ChatGPT is making its way into workplaces, and organizations are grappling with what policies to put in place and how to prepare their workers.
We recently spoke with George Westerman, a senior lecturer at MIT’s Sloan School of Management, founder of the university’s skills-focused Global Opportunity Initiative, and the co-author of Leading Digital: Turning Technology Into Business Transformation, about the AI-related skills employers should be prioritizing right now. Here are excerpts from our conversation, edited for length and clarity:
How much should employers be approaching AI literacy as an employee skill?
We want to think about levels of knowledge. You want to train people with enough knowledge to understand, without making them go overboard on some of the technical concepts. Some of your technical people may need to know the depths of how AI works, while the people who are non-technical are going to have to be much more understanding of the AI-enabled tools: what are the limits there, where are the biases in there. So not necessarily training them on AI, but training them on the tools instead. For example, if I write customer-service emails all day, I don’t need to know how AI works, but I probably need to know how the new tools coming out of AI are going to help me design those emails easier. It’s like how some of us may need to know Excel, and others need to be really expert at pivot tables, but not everybody.
The other thing they’re going to need more of is to brush up on the things that are uniquely human. The circle of what is uniquely human gets smaller and smaller over time, but certainly there’s empathy and there’s interaction and there’s creativity. If we’re still training skills for routine jobs, that’s not good for the employer or employee. What you want to do is more critical thinking, higher-order thinking, because that’s something where the humans can continue to contribute to the story as advanced automation takes over their routine stuff.
Presumably critical thinking will also become more important in learning to evaluate AI-generated information…
For everything that organizations can do to make their products and their marketing better, the bad people out there will find ways to make their products and their processes better, too. So you can expect that phishing emails will become more personalized and more professional-looking. You can expect that the people calling and trying to fake you into giving them passwords will start sounding an awful lot like people who are trusted in the organization. You can expect, moving beyond the text world, that the deepfake videos and voices will become pretty compelling. And so what that means is we need to help people be more aware of these threats that are coming down the line. It’s going to become more and more difficult.
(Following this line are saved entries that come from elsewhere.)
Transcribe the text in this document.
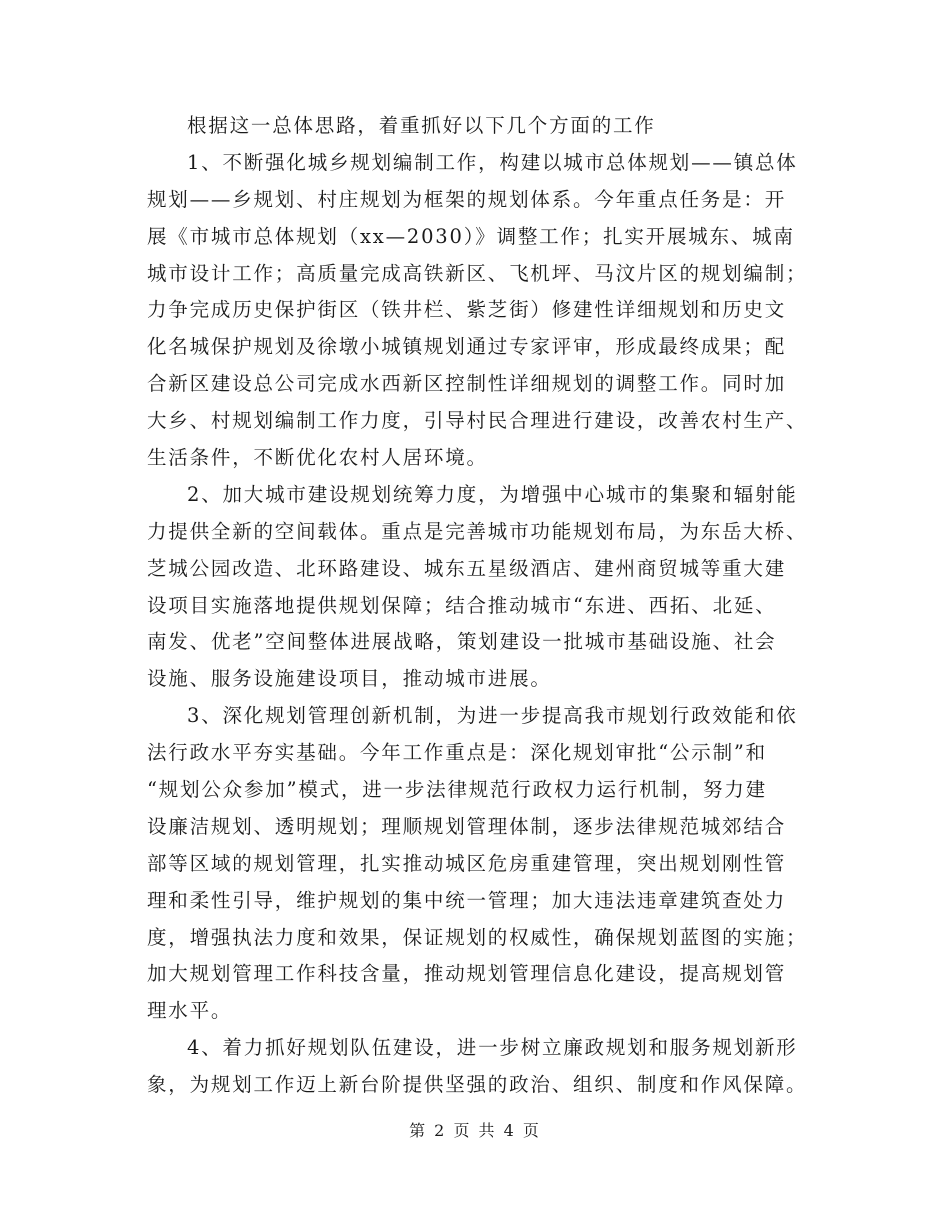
根据这一总体思路，着重抓好以下几个方面的工作
1、不断强化城乡规划编制工作，构建以城市总体规划——镇总体
规划——乡规划、村庄规划为框架的规划体系。今年重点任务是：开
展《市城市总体规划（xx—2030）》调整工作；扎实开展城东、城南
城市设计工作；高质量完成高铁新区、飞机坪、马汶片区的规划编制；
力争完成历史保护街区（铁井栏、紫芝街）修建性详细规划和历史文
化名城保护规划及徐墩小城镇规划通过专家评审，形成最终成果；配
合新区建设总公司完成水西新区控制性详细规划的调整工作。同时加
大乡、村规划编制工作力度，引导村民合理进行建设，改善农村生产、
生活条件，不断优化农村人居环境。
2、加大城市建设规划统筹力度，为增强中心城市的集聚和辐射能
力提供全新的空间载体。重点是完善城市功能规划布局，为东岳大桥、
芝城公园改造、北环路建设、城东五星级酒店、建州商贸城等重大建
设项目实施落地提供规划保障；结合推动城市“东进、西拓、北延、
南发、优老”空间整体进展战略，策划建设一批城市基础设施、社会
设施、服务设施建设项目，推动城市进展。
3、深化规划管理创新机制，为进一步提高我市规划行政效能和依
法行政水平夯实基础。今年工作重点是：深化规划审批“公示制”和
“规划公众参加”模式，进一步法律规范行政权力运行机制，努力建
设廉洁规划、透明规划；理顺规划管理体制，逐步法律规范城郊结合
部等区域的规划管理，扎实推动城区危房重建管理，突出规划刚性管
理和柔性引导，维护规划的集中统一管理；加大违法违章建筑查处力
度，增强执法力度和效果，保证规划的权威性，确保规划蓝图的实施；
加大规划管理工作科技含量，推动规划管理信息化建设，提高规划管
理水平。
4、着力抓好规划队伍建设，进一步树立廉政规划和服务规划新形
象，为规划工作迈上新台阶提供坚强的政治、组织、制度和作风保障。
第 2 页 共 4 页
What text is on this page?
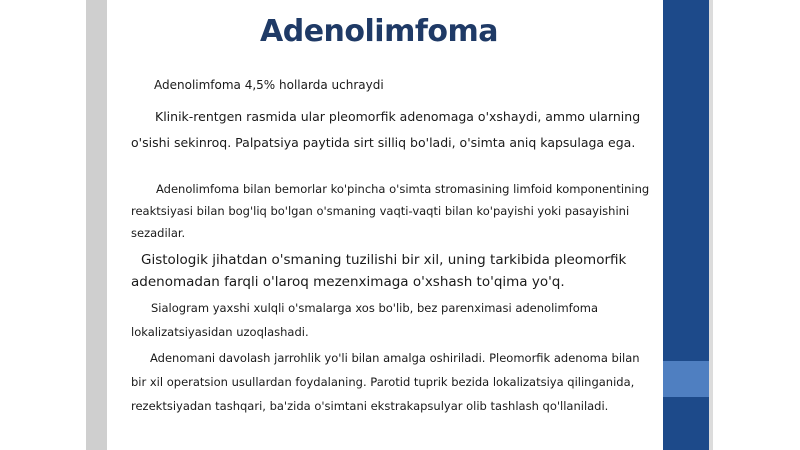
Adenolimfoma

Adenolimfoma 4,5% hollarda uchraydi

Klinik-rentgen rasmida ular pleomorfik adenomaga o'xshaydi, ammo ularning o'sishi sekinroq. Palpatsiya paytida sirt silliq bo'ladi, o'simta aniq kapsulaga ega.

Adenolimfoma bilan bemorlar ko'pincha o'simta stromasining limfoid komponentining reaktsiyasi bilan bog'liq bo'lgan o'smaning vaqti-vaqti bilan ko'payishi yoki pasayishini sezadilar.

Gistologik jihatdan o'smaning tuzilishi bir xil, uning tarkibida pleomorfik adenomadan farqli o'laroq mezenximaga o'xshash to'qima yo'q.

Sialogram yaxshi xulqli o'smalarga xos bo'lib, bez parenximasi adenolimfoma lokalizatsiyasidan uzoqlashadi.

Adenomani davolash jarrohlik yo'li bilan amalga oshiriladi. Pleomorfik adenoma bilan bir xil operatsion usullardan foydalaning. Parotid tuprik bezida lokalizatsiya qilinganida, rezektsiyadan tashqari, ba'zida o'simtani ekstrakapsulyar olib tashlash qo'llaniladi.
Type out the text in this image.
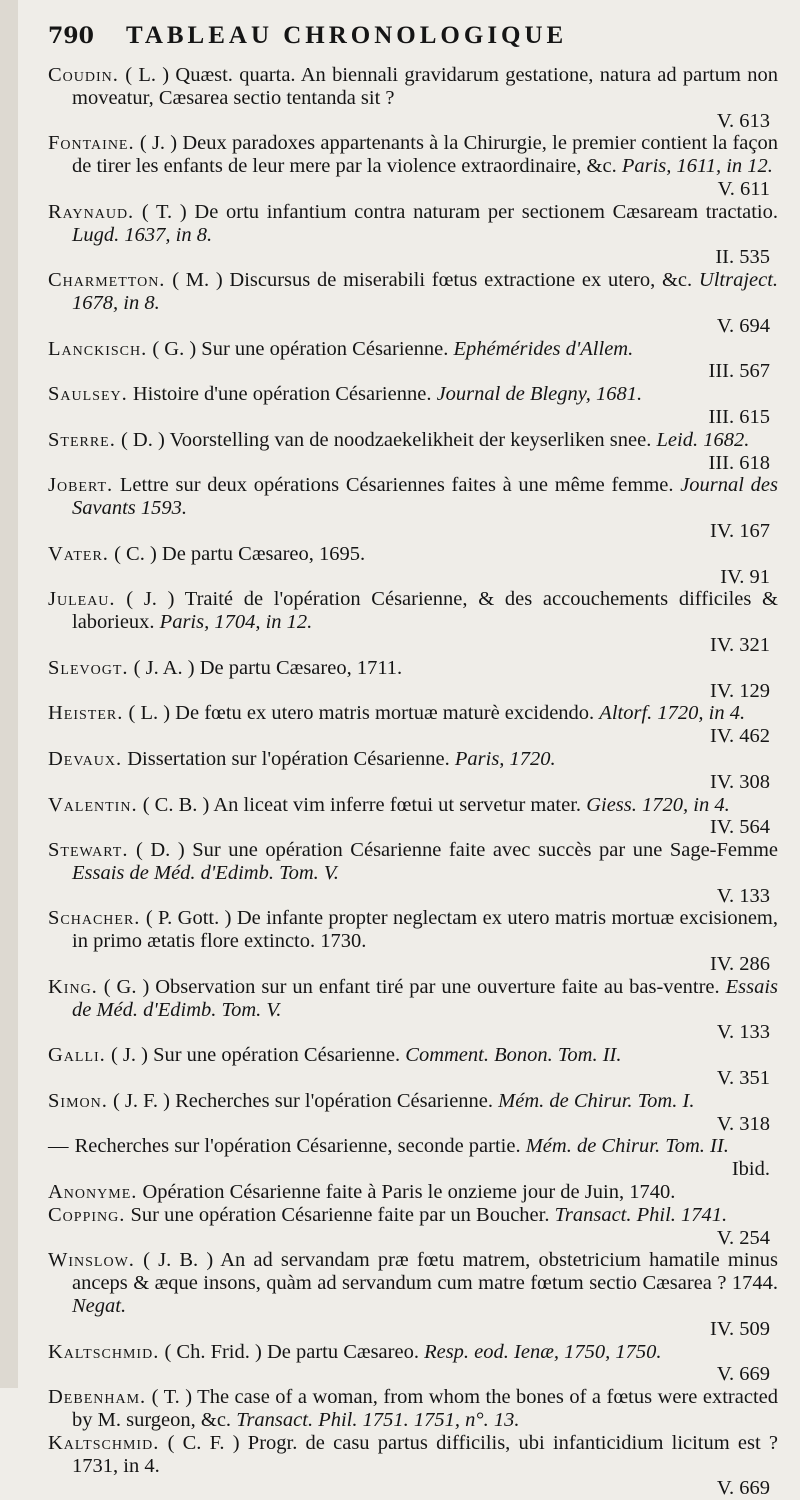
790	TABLEAU CHRONOLOGIQUE
Coudin. ( L. ) Quæst. quarta. An biennali gravidarum gestatione, natura ad partum non moveatur, Cæsarea sectio tentanda sit ?
V. 613
Fontaine. ( J. ) Deux paradoxes appartenants à la Chirurgie, le premier contient la façon de tirer les enfants de leur mere par la violence extraordinaire, &c. Paris, 1611, in 12.
V. 611
Raynaud. ( T. ) De ortu infantium contra naturam per sectionem Cæsaream tractatio. Lugd. 1637, in 8.
II. 535
Charmetton. ( M. ) Discursus de miserabili fœtus extractione ex utero, &c. Ultraject. 1678, in 8.
V. 694
Lanckisch. ( G. ) Sur une opération Césarienne. Ephémérides d'Allem.
III. 567
Saulsey. Histoire d'une opération Césarienne. Journal de Blegny, 1681.
III. 615
Sterre. ( D. ) Voorstelling van de noodzaekelikheit der keyserliken snee. Leid. 1682.
III. 618
Jobert. Lettre sur deux opérations Césariennes faites à une même femme. Journal des Savants 1593.
IV. 167
Vater. ( C. ) De partu Cæsareo, 1695.
IV. 91
Juleau. ( J. ) Traité de l'opération Césarienne, & des accouchements difficiles & laborieux. Paris, 1704, in 12.
IV. 321
Slevogt. ( J. A. ) De partu Cæsareo, 1711.
IV. 129
Heister. ( L. ) De fœtu ex utero matris mortuæ maturè excidendo. Altorf. 1720, in 4.
IV. 462
Devaux. Dissertation sur l'opération Césarienne. Paris, 1720.
IV. 308
Valentin. ( C. B. ) An liceat vim inferre fœtui ut servetur mater. Giess. 1720, in 4.
IV. 564
Stewart. ( D. ) Sur une opération Césarienne faite avec succès par une Sage-Femme Essais de Méd. d'Edimb. Tom. V.
V. 133
Schacher. ( P. Gott. ) De infante propter neglectam ex utero matris mortuæ excisionem, in primo ætatis flore extincto. 1730.
IV. 286
King. ( G. ) Observation sur un enfant tiré par une ouverture faite au bas-ventre. Essais de Méd. d'Edimb. Tom. V.
V. 133
Galli. ( J. ) Sur une opération Césarienne. Comment. Bonon. Tom. II.
V. 351
Simon. ( J. F. ) Recherches sur l'opération Césarienne. Mém. de Chirur. Tom. I.
V. 318
— Recherches sur l'opération Césarienne, seconde partie. Mém. de Chirur. Tom. II.
Ibid.
Anonyme. Opération Césarienne faite à Paris le onzieme jour de Juin, 1740.
Copping. Sur une opération Césarienne faite par un Boucher. Transact. Phil. 1741.
V. 254
Winslow. ( J. B. ) An ad servandam præ fœtu matrem, obstetricium hamatile minus anceps & æque insons, quàm ad servandum cum matre fœtum sectio Cæsarea ? 1744. Negat.
IV. 509
Kaltschmid. ( Ch. Frid. ) De partu Cæsareo. Resp. eod. Ienæ, 1750, 1750.
V. 669
Debenham. ( T. ) The case of a woman, from whom the bones of a fœtus were extracted by M. surgeon, &c. Transact. Phil. 1751. 1751, n°. 13.
Kaltschmid. ( C. F. ) Progr. de casu partus difficilis, ubi infanticidium licitum est ? 1731, in 4.
V. 669
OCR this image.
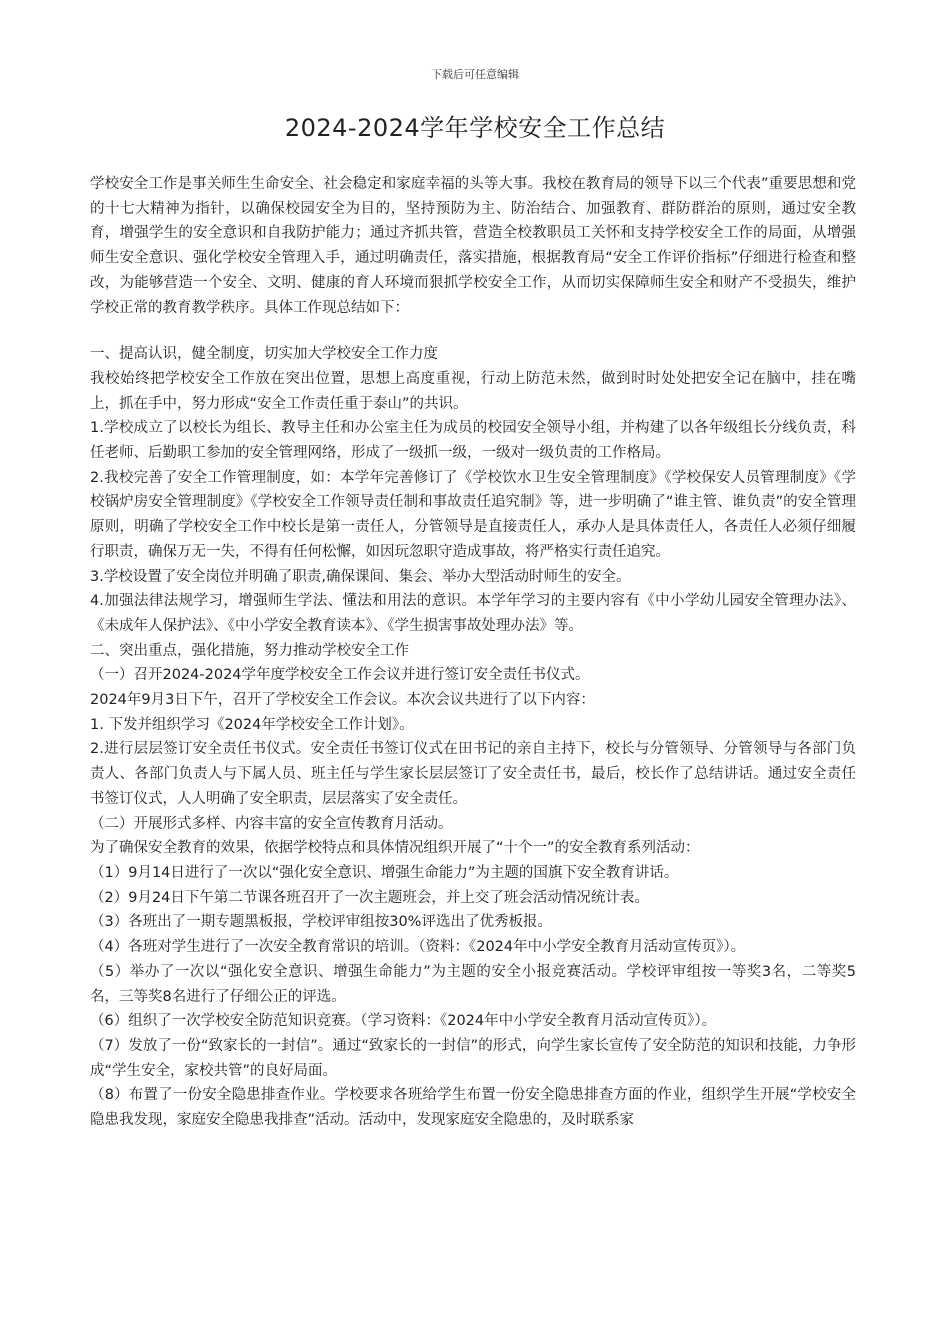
下载后可任意编辑
2024-2024学年学校安全工作总结

学校安全工作是事关师生生命安全、社会稳定和家庭幸福的头等大事。我校在教育局的领导下以三个代表”重要思想和党的十七大精神为指针，以确保校园安全为目的，坚持预防为主、防治结合、加强教育、群防群治的原则，通过安全教育，增强学生的安全意识和自我防护能力；通过齐抓共管，营造全校教职员工关怀和支持学校安全工作的局面，从增强师生安全意识、强化学校安全管理入手，通过明确责任，落实措施，根据教育局“安全工作评价指标”仔细进行检查和整改，为能够营造一个安全、文明、健康的育人环境而狠抓学校安全工作，从而切实保障师生安全和财产不受损失，维护学校正常的教育教学秩序。具体工作现总结如下：

一、提高认识，健全制度，切实加大学校安全工作力度

我校始终把学校安全工作放在突出位置，思想上高度重视，行动上防范未然，做到时时处处把安全记在脑中，挂在嘴上，抓在手中，努力形成“安全工作责任重于泰山”的共识。

1.学校成立了以校长为组长、教导主任和办公室主任为成员的校园安全领导小组，并构建了以各年级组长分线负责，科任老师、后勤职工参加的安全管理网络，形成了一级抓一级，一级对一级负责的工作格局。

2.我校完善了安全工作管理制度，如：本学年完善修订了《学校饮水卫生安全管理制度》《学校保安人员管理制度》《学校锅炉房安全管理制度》《学校安全工作领导责任制和事故责任追究制》等，进一步明确了“谁主管、谁负责”的安全管理原则，明确了学校安全工作中校长是第一责任人，分管领导是直接责任人，承办人是具体责任人，各责任人必须仔细履行职责，确保万无一失，不得有任何松懈，如因玩忽职守造成事故，将严格实行责任追究。

3.学校设置了安全岗位并明确了职责,确保课间、集会、举办大型活动时师生的安全。

4.加强法律法规学习，增强师生学法、懂法和用法的意识。本学年学习的主要内容有《中小学幼儿园安全管理办法》、《未成年人保护法》、《中小学安全教育读本》、《学生损害事故处理办法》等。

二、突出重点，强化措施，努力推动学校安全工作

（一）召开2024-2024学年度学校安全工作会议并进行签订安全责任书仪式。

2024年9月3日下午，召开了学校安全工作会议。本次会议共进行了以下内容：

1. 下发并组织学习《2024年学校安全工作计划》。

2.进行层层签订安全责任书仪式。安全责任书签订仪式在田书记的亲自主持下，校长与分管领导、分管领导与各部门负责人、各部门负责人与下属人员、班主任与学生家长层层签订了安全责任书，最后，校长作了总结讲话。通过安全责任书签订仪式，人人明确了安全职责，层层落实了安全责任。

（二）开展形式多样、内容丰富的安全宣传教育月活动。

为了确保安全教育的效果，依据学校特点和具体情况组织开展了“十个一”的安全教育系列活动：

（1）9月14日进行了一次以“强化安全意识、增强生命能力”为主题的国旗下安全教育讲话。

（2）9月24日下午第二节课各班召开了一次主题班会，并上交了班会活动情况统计表。

（3）各班出了一期专题黑板报，学校评审组按30%评选出了优秀板报。

（4）各班对学生进行了一次安全教育常识的培训。（资料：《2024年中小学安全教育月活动宣传页》）。

（5）举办了一次以“强化安全意识、增强生命能力”为主题的安全小报竞赛活动。学校评审组按一等奖3名，二等奖5名，三等奖8名进行了仔细公正的评选。

（6）组织了一次学校安全防范知识竞赛。（学习资料：《2024年中小学安全教育月活动宣传页》）。

（7）发放了一份“致家长的一封信”。通过“致家长的一封信”的形式，向学生家长宣传了安全防范的知识和技能，力争形成“学生安全，家校共管”的良好局面。

（8）布置了一份安全隐患排查作业。学校要求各班给学生布置一份安全隐患排查方面的作业，组织学生开展“学校安全隐患我发现，家庭安全隐患我排查”活动。活动中，发现家庭安全隐患的，及时联系家
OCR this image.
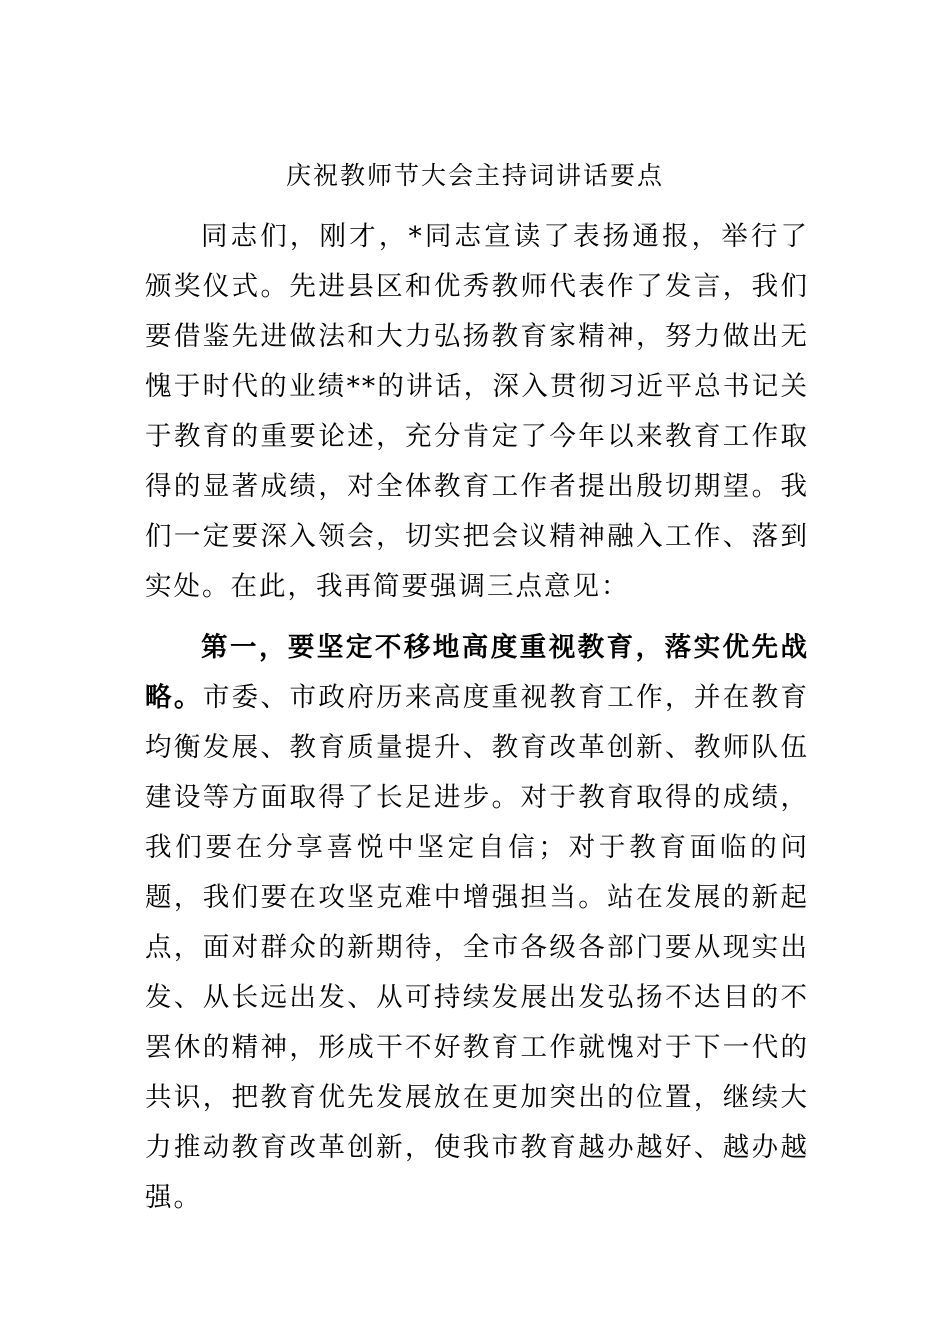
庆祝教师节大会主持词讲话要点

同志们，刚才，*同志宣读了表扬通报，举行了颁奖仪式。先进县区和优秀教师代表作了发言，我们要借鉴先进做法和大力弘扬教育家精神，努力做出无愧于时代的业绩**的讲话，深入贯彻习近平总书记关于教育的重要论述，充分肯定了今年以来教育工作取得的显著成绩，对全体教育工作者提出殷切期望。我们一定要深入领会，切实把会议精神融入工作、落到实处。在此，我再简要强调三点意见：

第一，要坚定不移地高度重视教育，落实优先战略。市委、市政府历来高度重视教育工作，并在教育均衡发展、教育质量提升、教育改革创新、教师队伍建设等方面取得了长足进步。对于教育取得的成绩，我们要在分享喜悦中坚定自信；对于教育面临的问题，我们要在攻坚克难中增强担当。站在发展的新起点，面对群众的新期待，全市各级各部门要从现实出发、从长远出发、从可持续发展出发弘扬不达目的不罢休的精神，形成干不好教育工作就愧对于下一代的共识，把教育优先发展放在更加突出的位置，继续大力推动教育改革创新，使我市教育越办越好、越办越强。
You’ve done research around skills and technological change that led you to develop your human skills matrix. Can you explain what that is?
We kept hearing that you hire for hard skills, you fire for soft skills. And so of course, typical professor, I’m like, ‘Well, how do we define soft skills?’ We went out and we found these 41 different frameworks. There was commonality among them, but there were also some things that just felt like they weren’t quite there yet. So we synthesized those 41 frameworks, we did a lot of interviews with experts, and we came up with our human skills matrix. So the top is doing, the bottom is leading, the left is me, the right is other. Just thinking in terms of those four levels—how I think, how I interact, how I manage myself, how I lead others—can be a really powerful way of thinking about what these human skills are. We say these are the skills that can help you thrive in a time of rapidly advancing technological change.
Do you see AI as a tool that could help with the development of these skills—for example, by giving employees a space to practice difficult conversations?
Absolutely. We haven’t known how to code it, but we’re starting to look into it now. A lot of these human skills, the best way to train or assess them is through role play, and we’ve developed role plays for some of these things, but that requires having a human actor involved. Can the computer be the other actor? Now you don’t need to get two people together. You can just practice these things whenever you want.
Some organizations are currently in the middle of creating policies around workers’ use of ChatGPT and similar technologies. What would be your recommendation as they figure out what their policy should look like?
The first response to anything unknown is always to say, ‘No, we don’t want to do that.’ So the first and wrong answer is just to block it. If you block it in-house, it’ll just be used out of the house, and then you won’t have any idea what’s happening there. Number two, you might want to set up some policy just to say, ‘Here are the dangers that can happen. Here’s acceptable, not acceptable.’ Get that out pretty quickly so that people have some idea what the right way is. And at that point, once you get better at it, then you can start thinking about other policies, other ways you might use this.
This stuff is really pretty early. I think it’s too early to create a real GPT policy yet, other than to say no, and I think no is the wrong answer. You just want to help people get comfortable with what’s possible as you get more clear on what specifically you want to do. You want to put out guidelines, help people understand where the swim lanes are, so they can at least understand if they’re going too far one way or the other. And then put in the more specific policy guidance once we all know what we’re doing. That could be a while. Certainly it’s not in the next couple weeks or months.